More at stake than a budget deficit

By National Commander Fang A. Wong
Magazine
More at stake than a budget deficit
More at stake than a budget deficit

Reduced readiness. Thousands of jobs lost. Is a weakened military really the solution to a weak economy?

If you’re like me, when you first heard the word “sequestration,” you looked for a dictionary. Or perhaps your eyes glazed over, hoping to just let the word float down that long river of legal mumbo jumbo. Unfortunately, the word has not gone away. It is said with more frequency and sounds more ominous since we encountered it last winter, when the bipartisan congressional “supercommittee” failed to produce a plan to reduce the federal budget deficit.

Sequestration is indeed a legal term.
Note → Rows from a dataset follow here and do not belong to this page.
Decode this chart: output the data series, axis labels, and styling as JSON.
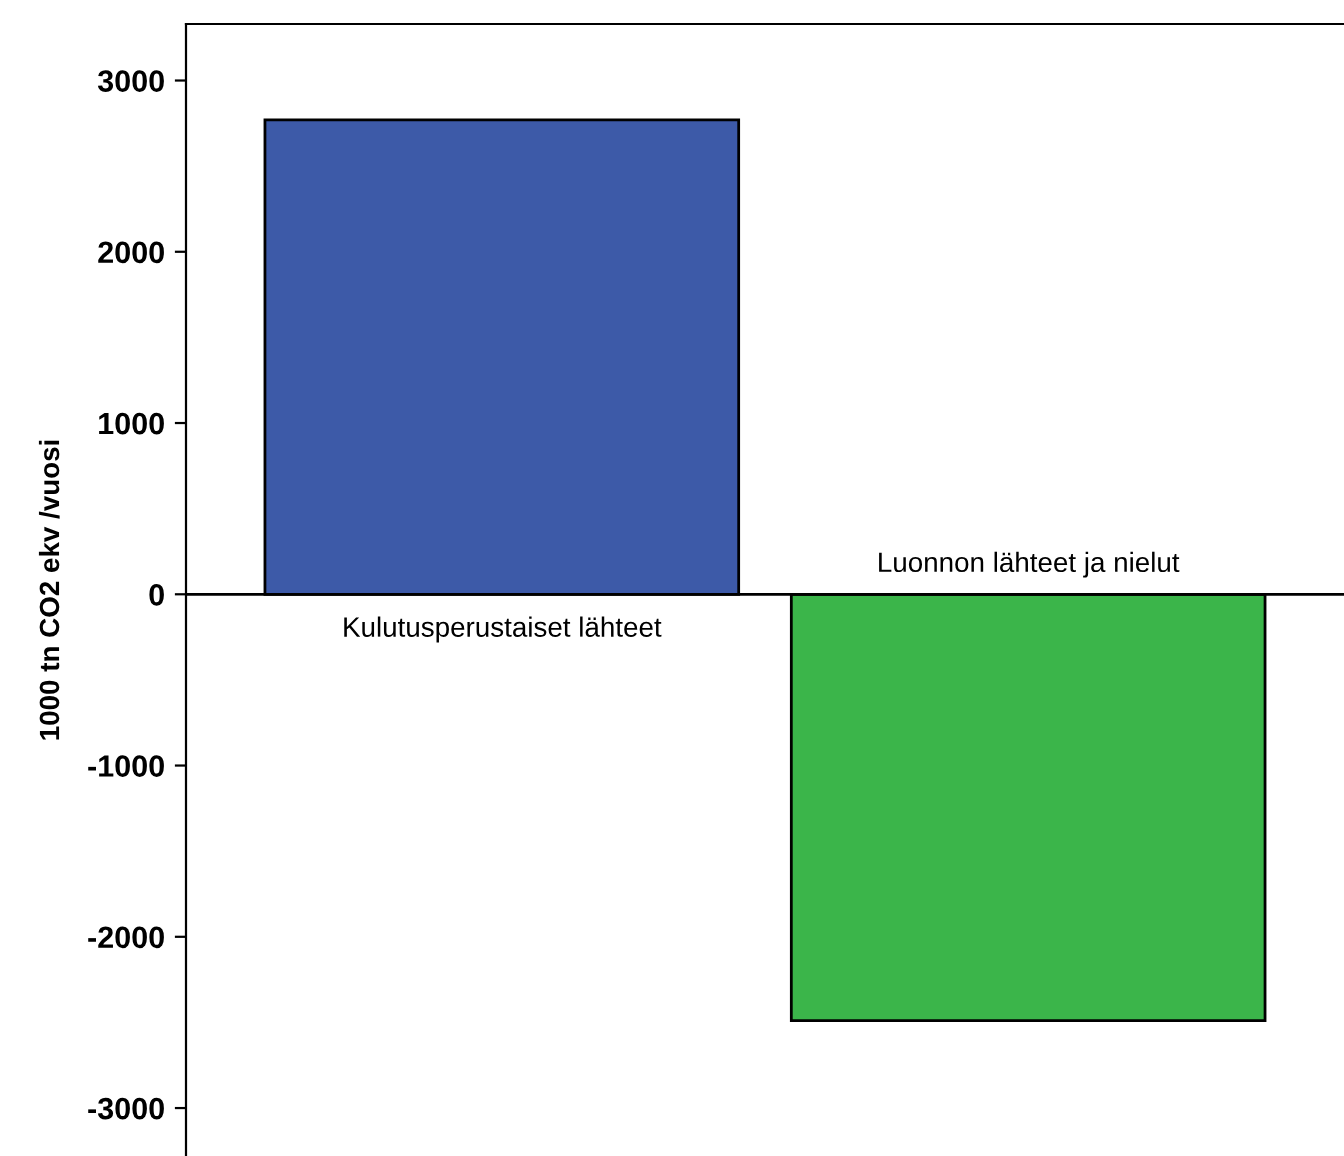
{
  "chart_data": {
    "type": "bar",
    "ylabel": "1000 tn CO2 ekv /vuosi",
    "categories": [
      "Kulutusperustaiset lähteet",
      "Luonnon lähteet ja nielut"
    ],
    "values": [
      2770,
      -2490
    ],
    "colors": [
      "#3d5aa8",
      "#3bb54a"
    ],
    "ylim": [
      -3280,
      3330
    ],
    "yticks": [
      -3000,
      -2000,
      -1000,
      0,
      1000,
      2000,
      3000
    ],
    "ref_lines": [
      {
        "axis": "y",
        "value": 0,
        "color": "#000000"
      }
    ],
    "grid": false
  }
}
According to Auburn University’s online “Glossary of Political Economy Terms,” sequestration traditionally refers to the court stepping in between two parties in an ownership dispute over a valuable piece of property. An agent of the court seizes the property and puts it away for safekeeping – sequestering it – until the matter is resolved.
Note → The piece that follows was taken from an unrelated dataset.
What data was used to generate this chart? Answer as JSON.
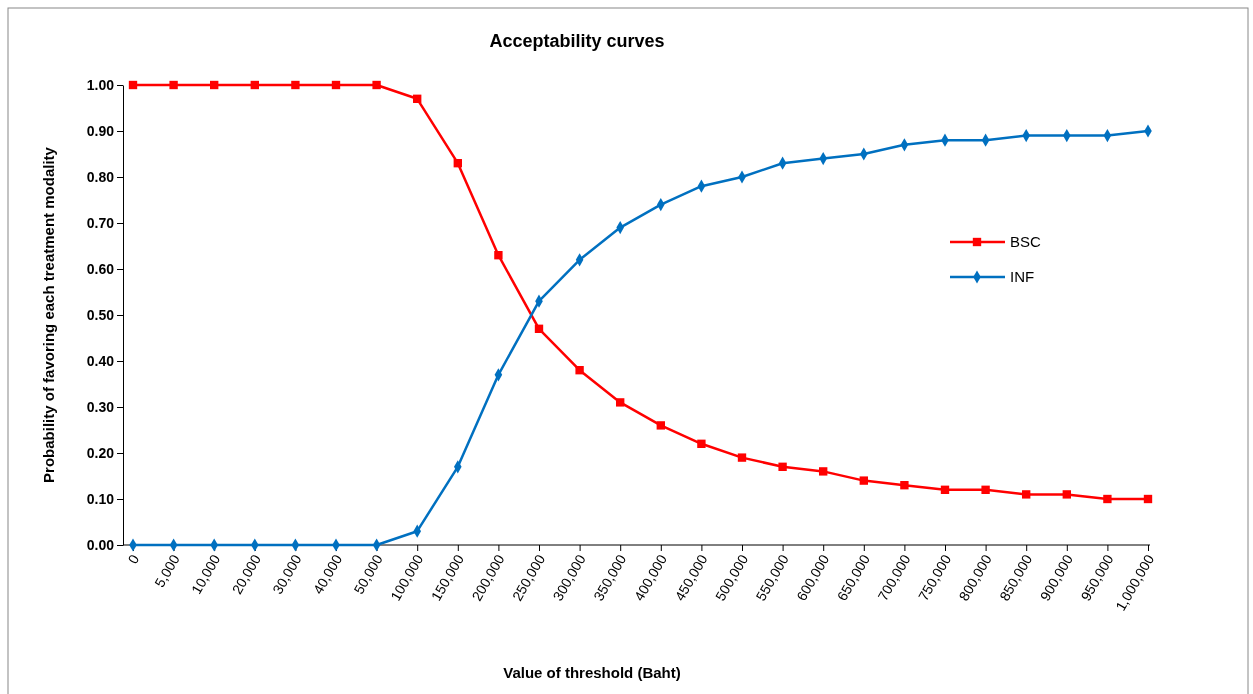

We are not, however, talking about a property dispute. We are talking about government’s highest priority – the safety of its people – due to a $500 billion sequestration of the defense budget over the next 10 years set to go into effect in January because Washington failed to get its fiscal house in order. As adapted by Congress, sequestration is now defined as automatic spending cuts to meet or enforce certain budget policy goals. These reductions, along with others already planned, would leave the Pentagon almost $1 trillion short of the resources needed to protect our nation in the coming years. Such cuts do not bode well for U.S. troops now at war. They also do not bode well for military retirees, recruits, hospital patients, or researchers and developers.

If Congress fails to find a different solution immediately, the matter will be resolved without accountability. Our elected officials will walk away from their biggest challenge, each blaming the other, because they could not reach an agreement that would keep our nation safe without going so far as to pay for that service. In terms of jobs and community impact, the economic result of a defense-budget drawdown is debatable at best, and may be a wash. For the sake of national security and the economy alike, Washington needs to look elsewhere for relief.

Secretary of Defense Leon Panetta has been clear about the potential consequences of this looming nightmare. Last November, he said the automatic cuts of sequestration would hollow out the military, leaving an organizational structure without personnel, training programs or equipment. “It’s a ship without sailors,” he warned lawmakers. “It’s a brigade without bullets. It’s an air wing without enough trained pilots. It’s a paper tiger.”

Just like that, America goes from global superpower to paper tiger. Terrorists and rogue regimes grow a little stronger, a little more confident, as our ability to oppose them weakens. Just like that, our nation’s struggling economy is relieved of enough defense-industry careers to raise the unemployment rate an entire percentage point.

It will take leadership to find a different target to solve this problem. Meanwhile, our troops are at war with terrorists. Instability reigns in the Middle East. Veterans are coming home looking for jobs. And the sequestration clock is ticking toward an hour we simply cannot afford to reach, budget deficit or not.